If you’re a first-timer in Venice, what are some things that you absolutely have to experience, from your perspective?

I remember my first time. I wish I could’ve double or tripled the stay to really appreciate the beauty of Venice. You know, Italy is Italy, and there’s a lot of beautiful [places in] Italy, but Venice is beautiful on its own. You get transported into something that is extremely unique: the setting, the vibe, the artisan flair.

It’s almost going into a little separate world that happens to be part of Italy, OK? But it’s Venice … Every corner of Venice is a small discovery, every street, every person, every little trattoria, every small restaurant, and everything that is also in a big, majestic, luxurious restaurant. And of course, all of the art of Venice. And the love for glass-making in Murano and so forth. There is no city like Venice, in my opinion, anywhere else in the world.

Every corner of Venice is a small discovery, every street, every person, every little trattoria.

You’ll be creating a special meal for guests at the Venice Food & Wine Festival. What can guests expect?

So I wanted to somehow filter as much as possible, as a true Italian, the culture of Venice, and that will be incorporated in the menu that night. Starting with small bites, which in Venice are called ciccetti — a wonderful appetizer, a great risotto dish.

Venice [was influenced] by rice, and risotto in particular. We’ll finish an with entrée, and also I’m trying to bring a nostalgic dessert from the past of the area of Venice so that everybody can feel the ties and the attachment to something that is very comforting. I want this to be an extension of a few hours of tasting, where they actually are in that moment in life, which is Venice.

We [are] also going to do the gnocchi mastering. This is coming back again, you know, I’m open to share that with the people there and share my technique over the years of how to make good gnocchi. It doesn’t have to be complicated, but there are certain rules that I think everybody can embrace.
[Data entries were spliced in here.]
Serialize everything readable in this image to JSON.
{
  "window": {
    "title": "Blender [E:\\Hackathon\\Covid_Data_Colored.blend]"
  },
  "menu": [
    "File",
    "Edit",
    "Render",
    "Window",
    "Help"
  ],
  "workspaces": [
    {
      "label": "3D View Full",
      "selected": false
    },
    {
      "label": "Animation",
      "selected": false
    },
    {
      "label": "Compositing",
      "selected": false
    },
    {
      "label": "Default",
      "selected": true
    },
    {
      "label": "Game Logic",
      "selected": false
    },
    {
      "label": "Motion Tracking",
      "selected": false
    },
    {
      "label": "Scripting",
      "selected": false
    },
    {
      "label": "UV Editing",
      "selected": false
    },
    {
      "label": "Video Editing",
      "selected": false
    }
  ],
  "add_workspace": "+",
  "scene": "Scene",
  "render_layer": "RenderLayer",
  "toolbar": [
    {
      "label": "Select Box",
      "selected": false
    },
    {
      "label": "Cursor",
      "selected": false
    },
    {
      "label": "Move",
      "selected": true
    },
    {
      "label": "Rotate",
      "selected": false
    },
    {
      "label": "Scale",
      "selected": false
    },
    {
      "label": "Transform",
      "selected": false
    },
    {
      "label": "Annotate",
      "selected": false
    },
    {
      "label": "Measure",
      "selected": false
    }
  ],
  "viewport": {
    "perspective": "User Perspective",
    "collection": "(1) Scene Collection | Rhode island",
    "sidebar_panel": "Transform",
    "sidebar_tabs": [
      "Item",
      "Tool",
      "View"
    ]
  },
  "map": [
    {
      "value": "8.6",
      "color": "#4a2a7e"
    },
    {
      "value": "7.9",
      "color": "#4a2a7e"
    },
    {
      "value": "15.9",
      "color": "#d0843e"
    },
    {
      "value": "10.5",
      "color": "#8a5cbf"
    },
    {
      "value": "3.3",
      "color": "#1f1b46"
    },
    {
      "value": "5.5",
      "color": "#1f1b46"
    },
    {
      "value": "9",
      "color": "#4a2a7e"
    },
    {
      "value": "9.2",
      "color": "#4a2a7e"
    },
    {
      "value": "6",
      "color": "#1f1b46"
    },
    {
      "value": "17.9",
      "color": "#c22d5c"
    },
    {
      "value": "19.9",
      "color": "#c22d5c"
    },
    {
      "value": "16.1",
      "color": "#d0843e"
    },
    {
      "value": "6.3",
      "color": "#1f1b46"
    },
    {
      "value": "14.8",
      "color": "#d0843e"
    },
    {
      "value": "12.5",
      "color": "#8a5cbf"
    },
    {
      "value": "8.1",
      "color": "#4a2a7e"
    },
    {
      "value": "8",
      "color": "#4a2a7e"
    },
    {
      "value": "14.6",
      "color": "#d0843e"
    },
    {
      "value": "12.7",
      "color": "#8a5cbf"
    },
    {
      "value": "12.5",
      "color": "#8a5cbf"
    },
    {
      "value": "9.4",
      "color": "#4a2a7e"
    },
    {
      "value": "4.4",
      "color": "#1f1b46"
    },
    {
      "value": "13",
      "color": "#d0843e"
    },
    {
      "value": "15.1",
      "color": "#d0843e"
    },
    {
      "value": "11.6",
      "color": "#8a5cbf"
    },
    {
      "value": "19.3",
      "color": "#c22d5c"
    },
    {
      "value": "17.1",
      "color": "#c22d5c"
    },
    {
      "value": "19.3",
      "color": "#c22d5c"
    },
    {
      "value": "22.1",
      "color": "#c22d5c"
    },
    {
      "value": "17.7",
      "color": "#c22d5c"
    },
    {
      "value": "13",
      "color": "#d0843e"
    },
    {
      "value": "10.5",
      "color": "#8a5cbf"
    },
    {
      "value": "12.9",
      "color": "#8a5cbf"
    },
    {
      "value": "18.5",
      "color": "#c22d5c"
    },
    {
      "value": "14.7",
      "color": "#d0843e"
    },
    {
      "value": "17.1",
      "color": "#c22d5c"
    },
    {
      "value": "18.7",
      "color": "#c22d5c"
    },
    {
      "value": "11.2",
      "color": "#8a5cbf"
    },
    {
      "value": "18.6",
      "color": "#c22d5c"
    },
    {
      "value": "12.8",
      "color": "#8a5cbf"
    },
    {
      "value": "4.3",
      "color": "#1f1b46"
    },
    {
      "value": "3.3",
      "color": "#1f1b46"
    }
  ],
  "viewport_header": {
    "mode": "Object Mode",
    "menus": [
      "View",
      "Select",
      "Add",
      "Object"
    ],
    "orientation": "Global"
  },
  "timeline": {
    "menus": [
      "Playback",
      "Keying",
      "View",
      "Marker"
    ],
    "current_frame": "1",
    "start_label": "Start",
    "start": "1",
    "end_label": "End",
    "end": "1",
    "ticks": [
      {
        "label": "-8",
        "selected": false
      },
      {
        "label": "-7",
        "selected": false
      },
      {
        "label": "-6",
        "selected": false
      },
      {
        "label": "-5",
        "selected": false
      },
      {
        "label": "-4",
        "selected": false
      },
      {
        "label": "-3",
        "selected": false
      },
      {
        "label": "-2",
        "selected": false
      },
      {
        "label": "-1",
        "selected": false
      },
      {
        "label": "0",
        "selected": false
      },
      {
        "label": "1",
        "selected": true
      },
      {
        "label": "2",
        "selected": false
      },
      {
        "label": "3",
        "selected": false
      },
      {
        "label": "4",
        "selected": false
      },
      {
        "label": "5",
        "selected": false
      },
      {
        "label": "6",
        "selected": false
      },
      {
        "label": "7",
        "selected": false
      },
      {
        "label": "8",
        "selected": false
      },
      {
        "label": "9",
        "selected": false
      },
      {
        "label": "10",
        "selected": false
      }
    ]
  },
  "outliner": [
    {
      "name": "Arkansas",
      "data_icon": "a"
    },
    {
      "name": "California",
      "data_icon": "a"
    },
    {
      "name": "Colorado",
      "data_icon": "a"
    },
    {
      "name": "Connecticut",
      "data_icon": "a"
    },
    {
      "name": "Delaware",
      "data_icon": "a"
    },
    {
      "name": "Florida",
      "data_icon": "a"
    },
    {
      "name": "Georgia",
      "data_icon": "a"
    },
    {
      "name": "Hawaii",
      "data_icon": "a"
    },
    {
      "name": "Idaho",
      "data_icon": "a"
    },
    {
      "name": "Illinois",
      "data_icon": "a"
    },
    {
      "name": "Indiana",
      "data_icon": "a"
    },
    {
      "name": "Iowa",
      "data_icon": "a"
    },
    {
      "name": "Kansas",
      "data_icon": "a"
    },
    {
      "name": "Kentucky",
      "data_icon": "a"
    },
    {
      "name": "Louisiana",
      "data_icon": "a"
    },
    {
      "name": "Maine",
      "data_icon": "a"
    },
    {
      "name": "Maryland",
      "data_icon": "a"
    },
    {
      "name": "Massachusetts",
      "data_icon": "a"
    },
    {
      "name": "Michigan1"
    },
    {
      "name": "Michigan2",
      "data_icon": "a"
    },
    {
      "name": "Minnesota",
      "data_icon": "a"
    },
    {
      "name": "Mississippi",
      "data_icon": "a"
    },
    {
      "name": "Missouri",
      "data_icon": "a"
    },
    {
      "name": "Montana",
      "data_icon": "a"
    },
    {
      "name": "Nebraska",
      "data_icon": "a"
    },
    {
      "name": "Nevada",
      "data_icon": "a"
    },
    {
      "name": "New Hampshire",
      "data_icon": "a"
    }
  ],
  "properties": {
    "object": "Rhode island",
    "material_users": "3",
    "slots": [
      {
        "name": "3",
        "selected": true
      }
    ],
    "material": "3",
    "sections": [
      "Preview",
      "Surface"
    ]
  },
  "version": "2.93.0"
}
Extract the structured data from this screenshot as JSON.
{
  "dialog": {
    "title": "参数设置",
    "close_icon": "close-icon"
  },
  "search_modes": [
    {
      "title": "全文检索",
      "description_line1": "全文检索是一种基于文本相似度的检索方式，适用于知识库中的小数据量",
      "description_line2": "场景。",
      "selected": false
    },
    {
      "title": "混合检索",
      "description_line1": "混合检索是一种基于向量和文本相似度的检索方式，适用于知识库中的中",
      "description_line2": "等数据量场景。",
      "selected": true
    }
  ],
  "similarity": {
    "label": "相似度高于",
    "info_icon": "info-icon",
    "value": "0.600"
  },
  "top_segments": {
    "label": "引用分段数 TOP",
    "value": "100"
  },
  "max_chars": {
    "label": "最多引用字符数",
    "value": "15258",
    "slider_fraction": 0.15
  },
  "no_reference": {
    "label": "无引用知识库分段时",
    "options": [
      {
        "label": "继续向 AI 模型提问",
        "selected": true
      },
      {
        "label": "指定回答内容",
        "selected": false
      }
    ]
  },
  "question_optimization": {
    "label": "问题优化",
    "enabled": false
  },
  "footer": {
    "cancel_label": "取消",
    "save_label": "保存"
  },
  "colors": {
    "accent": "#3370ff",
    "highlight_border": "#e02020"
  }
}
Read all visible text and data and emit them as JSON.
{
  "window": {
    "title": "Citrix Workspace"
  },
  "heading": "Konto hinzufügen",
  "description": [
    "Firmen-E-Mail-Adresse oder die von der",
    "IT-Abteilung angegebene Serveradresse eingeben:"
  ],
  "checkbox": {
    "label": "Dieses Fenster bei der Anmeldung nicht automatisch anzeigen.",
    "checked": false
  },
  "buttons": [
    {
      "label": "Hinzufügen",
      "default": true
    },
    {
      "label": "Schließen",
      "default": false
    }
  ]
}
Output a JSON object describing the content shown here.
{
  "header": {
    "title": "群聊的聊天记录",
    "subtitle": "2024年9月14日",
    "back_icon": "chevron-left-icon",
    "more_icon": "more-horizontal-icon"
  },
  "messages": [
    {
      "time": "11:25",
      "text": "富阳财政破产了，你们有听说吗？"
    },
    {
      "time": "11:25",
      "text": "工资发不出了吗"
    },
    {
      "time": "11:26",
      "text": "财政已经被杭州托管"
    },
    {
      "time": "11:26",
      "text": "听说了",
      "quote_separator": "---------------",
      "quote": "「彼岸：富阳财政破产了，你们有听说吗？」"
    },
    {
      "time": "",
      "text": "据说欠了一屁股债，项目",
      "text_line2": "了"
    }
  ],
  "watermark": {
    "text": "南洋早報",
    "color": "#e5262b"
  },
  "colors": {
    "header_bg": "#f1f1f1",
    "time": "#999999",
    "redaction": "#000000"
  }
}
And then we’re also going to do another class about caviar. This is an Italian caviar that is made not too far from Venice by a very serious company called Calvisius under the Agroittica Lombarda, which is almost a conservatory area for sturgeon to live where they are harvesting their caviar.

So it will be a great, great, great weekend.

The Menu for Fabio Trabocchi’s Signature Dinner

i. Grande Crudo Veneziano / Grand Raw Seafood Platter

ii. Risotto alla Graneola con Caviale / Crab Risotto with Caviar

iii. Spigola al Nero di Seppia / Steamed Line-Caught Mediterranean Branzino in a Squid Ink Sauce

iv. Storione al Alloro, Fegato Grasso e Amarone / Sturgeon Baked in White Wine and Fresh Bay Leaves with Foie Gras and Amarone Sauce

v. Dolce di Buon Ricordo: Crema Fritta, Gelato al Torcolato con Fragole, e Bussola Vicentina / Fried Pastry Cream, Torcolato Wine Gelato with Macerated Strawberries, and Vicenza Traditional Coffee Cake

The JW Marriott Venice Resort & Spa hosted a weekend of exclusive events, showcasing the finest Italian cuisine, wine and spirits at the Venice Food & Wine Festival, May 3-6, 2018. The event has ended.